The rationale is that we saw an increasing number of patients who are not eligible for platinum, though they weren't eligible for other clinical trials, and so we wanted to give those patients an option to have access to the drug. We wanted to see the response with nontoxic mirvetuximab in not only the classically platinum-resistant patients, but also patients who in the past would have been classified as platinum-sensitive but were not eligible for platinum agents and thus not eligible for other clinical trials.

What was the design of this study?

The study design is a straightforward single-arm phase 2 design with Platt with mirvetuximab at 6 milligrams per kilogram with adjusted ideal body weight plus bevacizumab at 50 milligrams per kilogram. Both of those drugs were given intravenously every 3 weeks. We allowed 1 to 3 prior therapies with medium and high expressing FRα. We allowed previous bevacizumab and we allowed previous use of PARP in these in this patient population.

What are the most recent results reported from this study?

We saw in the entire population of 60 patients an overall response rate of 50%. When we look at it at high expression FRα, which was about half the patient population versus low, we see the response rates are even more pronounced at 64% in the high FRα patients. When we look at patient populations and differentiate the high FRα, and then look at platinum sensitivity versus platinum resistance, we see similar objective response rates at approximately 69% in the platinum-sensitive population and 59% in the platinum-resistant population in those high FRα.

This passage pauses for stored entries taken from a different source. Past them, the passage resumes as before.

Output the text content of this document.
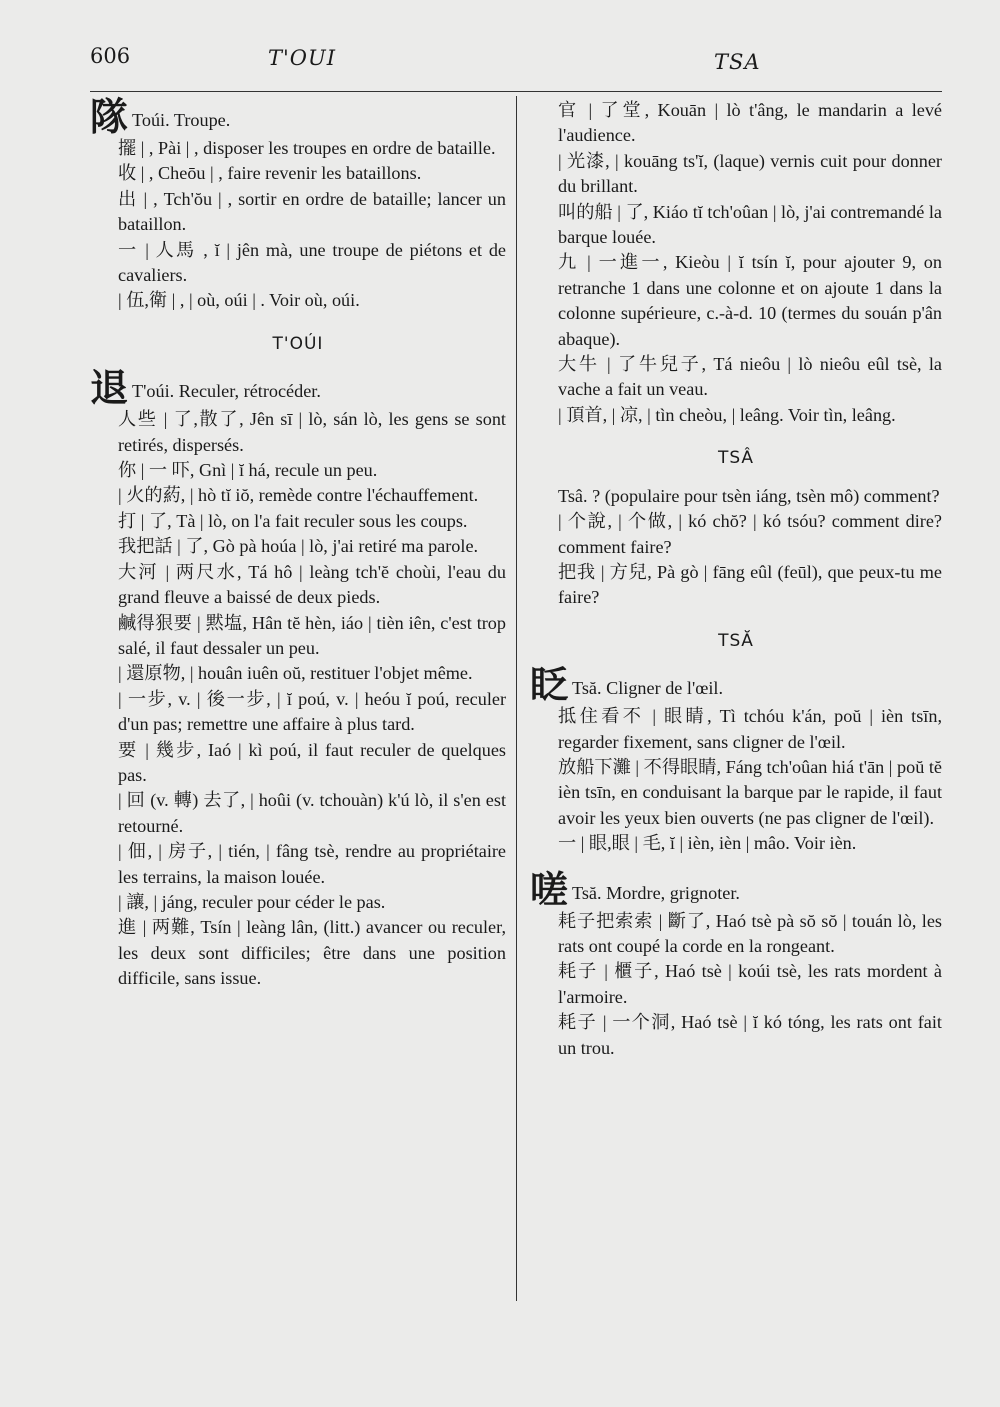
606	T'OUI	TSA
隊 Toúi. Troupe.

擺 | , Pài | , disposer les troupes en ordre de bataille.

收 | , Cheōu | , faire revenir les bataillons.

出 | , Tch'ŏu | , sortir en ordre de bataille; lancer un bataillon.

一 | 人馬 , ĭ | jên mà, une troupe de piétons et de cavaliers.

| 伍,衛 | , | où, oúi | . Voir où, oúi.

T'OÚI
退 T'oúi. Reculer, rétrocéder.

人些 | 了,散了, Jên sī | lò, sán lò, les gens se sont retirés, dispersés.

你 | 一 吓, Gnì | ĭ há, recule un peu.

| 火的葯, | hò tĭ iŏ, remède contre l'échauffement.

打 | 了, Tà | lò, on l'a fait reculer sous les coups.

我把話 | 了, Gò pà hoúa | lò, j'ai retiré ma parole.

大河 | 两尺水, Tá hô | leàng tch'ĕ choùi, l'eau du grand fleuve a baissé de deux pieds.

鹹得狠要 | 黙塩, Hân tĕ hèn, iáo | tièn iên, c'est trop salé, il faut dessaler un peu.

| 還原物, | houân iuên oŭ, restituer l'objet même.

| 一步, v. | 後一步, | ĭ poú, v. | heóu ĭ poú, reculer d'un pas; remettre une affaire à plus tard.

要 | 幾步, Iaó | kì poú, il faut reculer de quelques pas.

| 回 (v. 轉) 去了, | hoûi (v. tchouàn) k'ú lò, il s'en est retourné.

| 佃, | 房子, | tién, | fâng tsè, rendre au propriétaire les terrains, la maison louée.

| 讓, | jáng, reculer pour céder le pas.

進 | 两難, Tsín | leàng lân, (litt.) avancer ou reculer, les deux sont difficiles; être dans une position difficile, sans issue.

官 | 了堂, Kouān | lò t'âng, le mandarin a levé l'audience.

| 光漆, | kouāng ts'ĭ, (laque) vernis cuit pour donner du brillant.

叫的船 | 了, Kiáo tĭ tch'oûan | lò, j'ai contremandé la barque louée.

九 | 一進一, Kieòu | ĭ tsín ĭ, pour ajouter 9, on retranche 1 dans une colonne et on ajoute 1 dans la colonne supérieure, c.-à-d. 10 (termes du souán p'ân abaque).

大牛 | 了牛兒子, Tá nieôu | lò nieôu eûl tsè, la vache a fait un veau.

| 頂首, | 凉, | tìn cheòu, | leâng. Voir tìn, leâng.

TSÂ

Tsâ. ? (populaire pour tsèn iáng, tsèn mô) comment?

| 个說, | 个做, | kó chŏ? | kó tsóu? comment dire? comment faire?

把我 | 方兒, Pà gò | fāng eûl (feūl), que peux-tu me faire?

TSĂ
眨 Tsă. Cligner de l'œil.

抵住看不 | 眼睛, Tì tchóu k'án, poŭ | ièn tsīn, regarder fixement, sans cligner de l'œil.

放船下灘 | 不得眼睛, Fáng tch'oûan hiá t'ān | poŭ tĕ ièn tsīn, en conduisant la barque par le rapide, il faut avoir les yeux bien ouverts (ne pas cligner de l'œil).

一 | 眼,眼 | 毛, ĭ | ièn, ièn | mâo. Voir ièn.

嗟 Tsă. Mordre, grignoter.

耗子把索索 | 斷了, Haó tsè pà sŏ sŏ | touán lò, les rats ont coupé la corde en la rongeant.

耗子 | 櫃子, Haó tsè | koúi tsè, les rats mordent à l'armoire.

耗子 | 一个洞, Haó tsè | ĭ kó tóng, les rats ont fait un trou.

The very exciting thing is we see these durations of response persist with more than 12 months duration of response and our high FRα patients who are platinum-sensitive and approaching 10 months with platinum-resistant ovarian cancer patients who are high FRα.

Looking at even those who were medium, we see that the duration response of 8 months, which probably the most exciting result is that 32 of the 33 patients with high FRα had a clinical benefit and beyond the clinical benefit there was tumor shrinkage.

What are the implications of these findings?

The implications of these findings really come down to what I've now said for a couple of year. These data further solidifies that once mirvetuximab is available in the clinics outside of clinical trials that it will replace paclitaxel, in those patients who are high FRα expressors. It adds to the breadth of data that we've seen with mirvetuximab, particularly those with high FRα, of the clinical benefit and the importance of having this agent available to our patients.

What other studies are underway to test mirvetuximab?

Currently, there are 2 studies, which are enrolling or have enrolled. One is called SORAYA, which has recently been completed enrollment and is a single-arm trial of mirvetuximab looking at those with previous expression 1 to 3 prior treatments. Hopefully, we'll be able to see the results of that trial shortly. The other ongoing trial is MIRASOL, which is a large phase 3 trial of single-agent mirvetuximab versus physician’s choice to include paclitaxel, topotecan, or pegylated liposomal doxorubicin. That trial is ongoing and enrolling across the world as a confirmatory trial to SORAYA as well as a worldwide registration pathway. It's important to know both of those trials only enrolled patients with high FRα expression, which will be approximately 40% of patients with high-grade ovarian cancer.

Reference:

1. O’Malley DM, Oaknin A, Matulonis UA, et al. Mirvetuximab soravtansine, a folate receptor alpha (FRα)-targeting antibody-drug conjugate (ADC), in combination with bevacizumab in patients (pts) with platinum-agnostic ovarian cancer: Final analysis. J Clin Oncol. 2021;39(suppl 15:abstr 5504). doi: 10.1200/JCO.2021.39.15_suppl.5504

2. Study of Mirvetuximab soravtansine in combination with bevacizumab, carboplatin, pegylated liposomal doxorubicin, pembrolizumab, or bevacizumab + carboplatin in participants with folate receptor alpha (FRα) positive advanced epithelial ovarian cancer, primary peritoneal, or fallopian tube cancer. Clinicaltrials.gov. Accessed August 10, 2021.